Failures in Iowa Caucus Spread “Fake News” and Misinformation

%28Courtesy+Wikimedia+Commons%29

(Courtesy Wikimedia Commons)

 

On Feb. 3, 2020, the Iowa Caucus started and set out to give voters a glimpse into how the rest of the Democratic primary would go. However, misinformation caused confusion for some voters. The official results of the caucus did not come out until Feb. 9 due to various missteps that many blame on the Iowa Democratic Party and the Democratic candidates themselves.

Other aspects, such as different methods of vote counting and app malfunctions, heightened the amount of misinformation that occurred concerning the results of the Iowa caucus. 

We immediately had the Buttigieg campaign come out and say he won, the Sanders campaign claiming he won, and that was actually amplified by social media where the argument is to be made by both sides that they won because of the ambiguity around the counting rules,” said Geoff Allen, visiting assistant professor of political science at the University of Utah. 

The caucus had three methods of counting votes — the first expression of preference, the final expression of preference and the number of state delegates awarded based on the final count. Allen said the three different ways provided a general lack of clarity in how they were going to declare a winner. 

“That matters because Iowa is important, mostly because of its ability to set a signal as to who are frontrunners and who are not frontrunners,” Allen said,  “In the grand scheme of things, it’s not going to end up having a huge impact mechanically on the outcome, but it can shape the way in which people perceive their options going forward.”

The unclear counting methods led to the spread of misinformation through social media. 

The votes were meant to be recorded using a new app created by the company Shadow Inc., but the app failed in several aspects. According to NBC News, there was a high barrier to understanding the app and only a quarter of the caucus chair reported their results through it. Additionally, there were flaws in how it reported the data.

Some blamed the vote-counting app for the delay of official results.

“I don’t think that [the app] helped, but I don’t see that as misinformation as much as incompetence. I think the misinformation was really a result of a lack of clarity on the part of the Iowa Democratic Party on communicating clearly what the qualifications for winning were, when a winner would be declared, how long counting would take. The app made that harder because it was harder for them to communicate,” Allen said.

App failure and lack of results caused people to spread false information and create conspiracy theories about why it crashed. Pete Buttigieg’s financial connection to the firm that created the app caused some people to think he was behind the failures.

James Curry, associate professor and director of Graduate Studies in the Department of Political Science and co-director of the Utah Chapter of the Scholars Strategy Network, said he saw several people claim Hillary Clinton planned the whole thing.

Curry said the leaps of logic people made regarding the Iowa Caucus issues can be considered motivated reasoning, emotionally-biased reasoning that relies on what someone desires to be true instead of what is accurate. People will believe things that are damning about candidates and politicians they don’t like, true or not, he said.
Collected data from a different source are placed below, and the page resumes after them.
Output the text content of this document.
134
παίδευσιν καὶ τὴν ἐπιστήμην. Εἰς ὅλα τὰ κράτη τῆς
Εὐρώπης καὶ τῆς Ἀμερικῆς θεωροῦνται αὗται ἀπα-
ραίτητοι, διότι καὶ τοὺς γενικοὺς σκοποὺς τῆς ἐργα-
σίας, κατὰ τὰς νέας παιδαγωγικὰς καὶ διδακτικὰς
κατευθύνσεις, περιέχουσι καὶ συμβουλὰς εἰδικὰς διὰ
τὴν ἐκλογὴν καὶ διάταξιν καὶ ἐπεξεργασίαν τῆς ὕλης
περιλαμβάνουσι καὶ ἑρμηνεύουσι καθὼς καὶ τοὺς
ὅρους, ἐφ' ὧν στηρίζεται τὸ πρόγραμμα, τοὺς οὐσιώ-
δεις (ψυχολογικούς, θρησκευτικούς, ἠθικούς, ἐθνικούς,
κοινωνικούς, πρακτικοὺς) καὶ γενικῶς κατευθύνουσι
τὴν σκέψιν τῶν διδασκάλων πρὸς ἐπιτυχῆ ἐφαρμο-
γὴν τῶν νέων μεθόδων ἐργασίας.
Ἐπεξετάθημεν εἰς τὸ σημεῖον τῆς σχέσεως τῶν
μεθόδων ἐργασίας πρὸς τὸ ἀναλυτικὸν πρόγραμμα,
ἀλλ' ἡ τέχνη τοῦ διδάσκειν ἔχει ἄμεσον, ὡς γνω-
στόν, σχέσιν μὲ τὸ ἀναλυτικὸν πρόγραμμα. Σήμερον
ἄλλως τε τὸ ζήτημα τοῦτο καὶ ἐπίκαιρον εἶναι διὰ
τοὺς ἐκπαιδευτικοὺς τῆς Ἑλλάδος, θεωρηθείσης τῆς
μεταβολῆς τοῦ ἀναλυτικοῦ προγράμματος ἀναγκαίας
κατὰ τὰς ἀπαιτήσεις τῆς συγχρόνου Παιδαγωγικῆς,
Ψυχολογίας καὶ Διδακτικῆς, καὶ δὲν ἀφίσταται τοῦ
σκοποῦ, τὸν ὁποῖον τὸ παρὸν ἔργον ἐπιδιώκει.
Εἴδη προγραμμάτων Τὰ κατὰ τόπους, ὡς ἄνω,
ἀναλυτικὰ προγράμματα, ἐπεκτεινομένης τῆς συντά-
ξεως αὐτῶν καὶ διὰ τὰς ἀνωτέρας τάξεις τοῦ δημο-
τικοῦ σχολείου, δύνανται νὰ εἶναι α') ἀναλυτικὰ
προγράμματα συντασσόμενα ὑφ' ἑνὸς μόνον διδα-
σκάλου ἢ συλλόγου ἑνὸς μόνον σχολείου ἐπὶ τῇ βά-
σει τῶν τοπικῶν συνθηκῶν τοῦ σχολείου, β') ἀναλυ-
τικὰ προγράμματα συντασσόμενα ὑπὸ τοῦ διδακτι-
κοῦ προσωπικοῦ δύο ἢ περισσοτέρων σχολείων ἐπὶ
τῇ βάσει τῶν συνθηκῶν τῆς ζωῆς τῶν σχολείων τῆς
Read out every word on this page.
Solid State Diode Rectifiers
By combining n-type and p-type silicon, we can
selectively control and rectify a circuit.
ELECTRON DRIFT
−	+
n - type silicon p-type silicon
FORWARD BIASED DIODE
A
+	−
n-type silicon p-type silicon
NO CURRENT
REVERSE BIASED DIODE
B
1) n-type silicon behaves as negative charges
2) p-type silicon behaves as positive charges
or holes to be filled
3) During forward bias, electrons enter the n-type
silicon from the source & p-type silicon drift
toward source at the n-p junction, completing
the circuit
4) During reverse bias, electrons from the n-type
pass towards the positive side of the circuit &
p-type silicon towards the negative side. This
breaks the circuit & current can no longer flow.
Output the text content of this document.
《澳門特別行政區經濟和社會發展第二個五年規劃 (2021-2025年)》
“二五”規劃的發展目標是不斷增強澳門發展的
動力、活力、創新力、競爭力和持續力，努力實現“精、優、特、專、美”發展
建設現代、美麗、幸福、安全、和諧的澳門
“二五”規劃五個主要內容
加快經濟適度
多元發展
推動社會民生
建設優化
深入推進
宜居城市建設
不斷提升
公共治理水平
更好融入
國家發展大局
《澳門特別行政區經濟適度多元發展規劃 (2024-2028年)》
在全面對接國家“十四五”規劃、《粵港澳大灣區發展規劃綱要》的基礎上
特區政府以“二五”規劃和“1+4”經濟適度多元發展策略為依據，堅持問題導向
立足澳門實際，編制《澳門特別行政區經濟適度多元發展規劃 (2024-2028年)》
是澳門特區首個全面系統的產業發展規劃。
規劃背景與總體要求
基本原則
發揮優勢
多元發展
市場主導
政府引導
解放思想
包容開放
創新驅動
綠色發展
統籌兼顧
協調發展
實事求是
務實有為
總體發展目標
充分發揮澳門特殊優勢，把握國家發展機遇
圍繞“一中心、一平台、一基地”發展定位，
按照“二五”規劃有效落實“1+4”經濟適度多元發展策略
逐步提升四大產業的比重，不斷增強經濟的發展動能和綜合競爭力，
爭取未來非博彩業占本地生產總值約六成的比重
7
“There tends to be an implicit assumption that when something doesn’t go right it must be scandal or corruption and not just some sort of human error,” he said.

He also talked about how the effects of misinformation are difficult to measure, because people are driven by their partisan attachments, so they are more willing to believe misinformation that typically reinforces their political leanings. 

As far as how the false information began and spread, Curry cited two reasons. First, he talked about the possibility of it being Russian interference and Twitter bots spreading information to followers of candidates.

He also talked about how a lack of clarity creates openings for people to fabricate and spread these stories. The officials wanted to release all the numbers in a form of extreme transparency, but that did not happen.

“When you have that kind of confusion it really creates the kind of opportunities to play politics with,” Curry said.

According to Curry, politicians tend to say what they can get away with to score political points they need, such as Buttigieg declaring victory before any results were released or complete fabrications that are occasionally tweeted by President Donald Trump.

“I think it does carry more weight when it comes from a public official that some subset of voters believes in,” he said, “That is a major problem, in that you are likely to get more voters to buy into something that is misinformed or a falsehood or a lie when you have top public officials that are also members of their party broadcasting it out.”

Curry said on the mass scale it can be difficult to stop misinformation, but in individuals’ cases its important to be more critical about things one sees online, especially if it’s about someone that those individuals already tend to dislike.